Cette fois-ci, un mouvement galvanisé par la jeunesse américaine semble ébranler les partisans du puissant lobby américain des armes, la National Rifle Association (NRA), soutient l’auteur, Serge St-Arneault.

L’épineuse question du contrôle des armes à feu aux États-Unis

L’auteur, Serge St-Arneault, est prêtre missionnaire catholique. Il est le frère d’Annie St-Arneault, victime de la tragédie de Polytechnique.

Dix-sept élèves ont été assassinés dans une école secondaire en Floride par un jeune homme qui s’est procuré légalement une arme à feu de type militaire. Cette fois-ci, un mouvement galvanisé par la jeunesse américaine semble ébranler les partisans du puissant lobby américain des armes, la National Rifle Association (NRA), dont le patron, Wayne LaPierre, a dénoncé ce qu’il appelle la «politisation honteuse de la tragédie» par les militants anti-armes.

«Leur but, dit-il, est d’éliminer le second amendement et notre liberté de porter des armes pour qu’ils puissent éradiquer toutes les libertés individuelles», en référence au droit constitutionnel à porter des armes.

Cela est pure fabulation. Les libertés individuelles font partie du fondement de la société américaine et, en passant, de la nôtre aussi. Il serait bon de rappeler l’origine de ce fondement qui a pris naissance avec l’émancipation des États-Unis d’Amérique du joug colonial anglais il y a un peu plus de 200 ans. Même après tant d’années, nos sociétés ne permettront jamais de compromis aux libertés individuelles. La déclaration de Wayne LaPierre met simplement en évidence la logique de la NRA qui pousse le droit de posséder une arme à feu comme si cela était un «droit divin».

D’ailleurs, une citation est incrustée dans la maçonnerie du bâtiment de la NRA à Washington et elle fait directement référence au fameux deuxième amendement de la Constitution américaine. On peut y lire que «... le droit constitutionnel américain de posséder et de porter une arme à feu, ne peut être violé.» Cependant, les trois petits points de suspension au début de la citation suggèrent que des mots ont été intentionnellement omis.

La phrase complète dit ceci: «une milice régulière est nécessaire pour la sécurité de l’État. Ainsi, le droit constitutionnel américain de posséder et de porter une arme à feu ne peut être violé.» La condition indispensable pour exercer ce droit est donc conditionnelle au besoin de former une milice là où les conditions l’exigent. Cela avait certainement un sens à l’époque où ce texte a été écrit. Par contre, une milice est-elle nécessaire dans un pays qui détient aujourd’hui le titre de la plus grande puissance militaire au monde?
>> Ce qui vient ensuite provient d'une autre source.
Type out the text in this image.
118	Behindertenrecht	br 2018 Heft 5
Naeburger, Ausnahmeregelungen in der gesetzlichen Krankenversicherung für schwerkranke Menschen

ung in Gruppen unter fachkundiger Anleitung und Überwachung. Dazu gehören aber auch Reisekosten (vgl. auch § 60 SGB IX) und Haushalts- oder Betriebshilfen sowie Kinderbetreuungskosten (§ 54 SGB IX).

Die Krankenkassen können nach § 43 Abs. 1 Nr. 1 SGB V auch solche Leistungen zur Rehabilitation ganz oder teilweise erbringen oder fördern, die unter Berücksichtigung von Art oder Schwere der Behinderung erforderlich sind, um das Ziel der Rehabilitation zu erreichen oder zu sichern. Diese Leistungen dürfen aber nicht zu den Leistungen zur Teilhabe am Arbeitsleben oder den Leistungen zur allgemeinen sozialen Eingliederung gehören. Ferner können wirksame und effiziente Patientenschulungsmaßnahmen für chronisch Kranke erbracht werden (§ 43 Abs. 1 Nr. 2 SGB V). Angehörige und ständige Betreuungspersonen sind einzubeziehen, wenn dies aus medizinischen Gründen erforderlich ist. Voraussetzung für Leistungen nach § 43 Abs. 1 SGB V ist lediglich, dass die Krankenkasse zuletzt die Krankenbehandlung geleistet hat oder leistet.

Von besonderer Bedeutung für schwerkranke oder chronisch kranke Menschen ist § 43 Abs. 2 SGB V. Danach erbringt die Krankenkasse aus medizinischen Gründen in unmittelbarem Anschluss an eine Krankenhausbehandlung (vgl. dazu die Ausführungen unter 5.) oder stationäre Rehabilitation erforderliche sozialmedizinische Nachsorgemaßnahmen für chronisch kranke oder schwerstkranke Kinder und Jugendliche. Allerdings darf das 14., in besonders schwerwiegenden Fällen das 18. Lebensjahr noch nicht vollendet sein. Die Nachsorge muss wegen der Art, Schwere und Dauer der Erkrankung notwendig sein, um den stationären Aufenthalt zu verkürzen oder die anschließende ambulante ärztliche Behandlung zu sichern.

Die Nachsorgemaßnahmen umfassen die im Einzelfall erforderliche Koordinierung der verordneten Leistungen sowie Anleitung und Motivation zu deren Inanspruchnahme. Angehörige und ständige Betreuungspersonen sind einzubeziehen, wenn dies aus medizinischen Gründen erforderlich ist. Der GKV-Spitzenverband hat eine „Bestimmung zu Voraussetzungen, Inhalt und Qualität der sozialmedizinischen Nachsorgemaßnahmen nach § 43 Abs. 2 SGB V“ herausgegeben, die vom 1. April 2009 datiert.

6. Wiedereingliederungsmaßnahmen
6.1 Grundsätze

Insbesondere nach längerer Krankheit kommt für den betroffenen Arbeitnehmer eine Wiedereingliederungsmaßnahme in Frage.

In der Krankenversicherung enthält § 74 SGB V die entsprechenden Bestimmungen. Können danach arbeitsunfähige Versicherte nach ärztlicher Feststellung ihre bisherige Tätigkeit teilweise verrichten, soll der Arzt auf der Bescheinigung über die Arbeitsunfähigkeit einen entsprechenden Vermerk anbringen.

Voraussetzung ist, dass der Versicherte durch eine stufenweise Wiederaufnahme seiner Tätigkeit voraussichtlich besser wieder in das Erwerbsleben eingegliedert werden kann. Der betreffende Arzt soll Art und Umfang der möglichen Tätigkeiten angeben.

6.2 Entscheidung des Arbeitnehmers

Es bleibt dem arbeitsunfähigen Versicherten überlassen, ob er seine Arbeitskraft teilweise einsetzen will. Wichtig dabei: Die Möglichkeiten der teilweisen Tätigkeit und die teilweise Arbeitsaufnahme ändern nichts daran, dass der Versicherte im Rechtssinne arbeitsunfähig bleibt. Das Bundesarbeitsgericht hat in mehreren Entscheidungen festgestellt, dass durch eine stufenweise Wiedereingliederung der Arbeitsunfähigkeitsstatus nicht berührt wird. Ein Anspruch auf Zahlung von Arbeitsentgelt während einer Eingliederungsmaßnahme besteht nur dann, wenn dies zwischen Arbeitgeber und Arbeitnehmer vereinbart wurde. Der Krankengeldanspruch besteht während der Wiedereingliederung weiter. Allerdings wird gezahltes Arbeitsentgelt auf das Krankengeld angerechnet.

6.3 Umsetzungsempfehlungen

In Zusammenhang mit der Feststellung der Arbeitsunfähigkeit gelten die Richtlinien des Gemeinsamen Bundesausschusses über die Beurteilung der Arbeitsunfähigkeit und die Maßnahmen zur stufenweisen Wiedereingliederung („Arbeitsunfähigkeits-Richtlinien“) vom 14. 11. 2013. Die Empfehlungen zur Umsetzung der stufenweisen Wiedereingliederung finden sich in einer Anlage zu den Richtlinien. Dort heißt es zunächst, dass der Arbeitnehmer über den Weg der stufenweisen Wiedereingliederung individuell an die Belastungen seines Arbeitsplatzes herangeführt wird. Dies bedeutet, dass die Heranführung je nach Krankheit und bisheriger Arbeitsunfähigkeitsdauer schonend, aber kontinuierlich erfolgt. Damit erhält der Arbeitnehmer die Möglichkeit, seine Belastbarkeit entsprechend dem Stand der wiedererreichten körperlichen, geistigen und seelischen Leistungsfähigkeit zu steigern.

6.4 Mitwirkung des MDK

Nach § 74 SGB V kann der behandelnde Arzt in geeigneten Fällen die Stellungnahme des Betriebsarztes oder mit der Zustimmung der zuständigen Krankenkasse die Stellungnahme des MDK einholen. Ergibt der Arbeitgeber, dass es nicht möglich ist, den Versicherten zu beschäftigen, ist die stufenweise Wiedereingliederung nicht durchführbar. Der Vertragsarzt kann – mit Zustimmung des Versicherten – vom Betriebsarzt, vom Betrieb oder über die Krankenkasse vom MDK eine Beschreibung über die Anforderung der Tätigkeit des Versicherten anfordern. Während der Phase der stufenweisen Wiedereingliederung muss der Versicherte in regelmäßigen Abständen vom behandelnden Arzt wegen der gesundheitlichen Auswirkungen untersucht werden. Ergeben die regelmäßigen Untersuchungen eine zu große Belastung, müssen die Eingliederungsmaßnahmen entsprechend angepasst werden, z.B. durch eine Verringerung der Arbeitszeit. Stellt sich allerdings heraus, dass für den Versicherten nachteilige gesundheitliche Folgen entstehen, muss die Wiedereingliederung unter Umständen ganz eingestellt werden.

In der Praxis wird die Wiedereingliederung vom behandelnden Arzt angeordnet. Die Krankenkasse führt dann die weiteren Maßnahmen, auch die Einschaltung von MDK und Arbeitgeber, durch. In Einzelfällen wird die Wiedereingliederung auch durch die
Que cela leur plaise ou non, les partisans du droit américain de posséder et de porter une arme à feu ont figé dans le béton un droit constitutionnel rédigé en 1781 et complété six ans plus tard avec l’ajout de la Déclaration des Droits (Bill of Rights). En effet, la vente et la libre possession d’armes à feu prôné par la NRA sont basées sur une interprétation tendancieuse et partielle du deuxième amendement. Ils l’ont transformée en une idéologie antidémocratique qui, paradoxalement, va à l’encontre des idéaux des fondateurs des États-Unis d’Amérique.

La constitution canadienne n’a jamais accordé un droit de posséder ou de porter une arme à feu. Il s’agit d’un privilège accordé, par exemple, aux amateurs de chasse sportive. Il est donc faux de prétendre, comme l’affirme la NRA, que toute tentative d’instaurer un contrôle des armes à feu est une conspiration pour interdire toutes les armes ou, pire encore, d’éradiquer toutes les libertés individuelles. Il est plus juste de dire que la NRA exerce démesurément son influence sur les politiciens, américains tout autant que canadiens, afin d’imposer leur idéologie.

Il faut dire les choses clairement. Le contrôle des armes à feu n’est pas simplement une question de sécurité publique, mais un défi de société attachée à des valeurs partagées et transmises. Bien que pertinent, l’encadrement technique des armes à feu ne peut pas suffire à créer un sentiment de sécurité. Les gens qui possèdent des armes à feu sont ou doivent faire partie de la solution. En plus des fonds financiers alloués pour la mise en place d’un registre des armes, il faut aussi miser sur l’éducation, sur les valeurs de tolérance dans notre agir collectif et sur le soutien moral et psychologique offert aux victimes d’acte criminel causé par des armes à feu.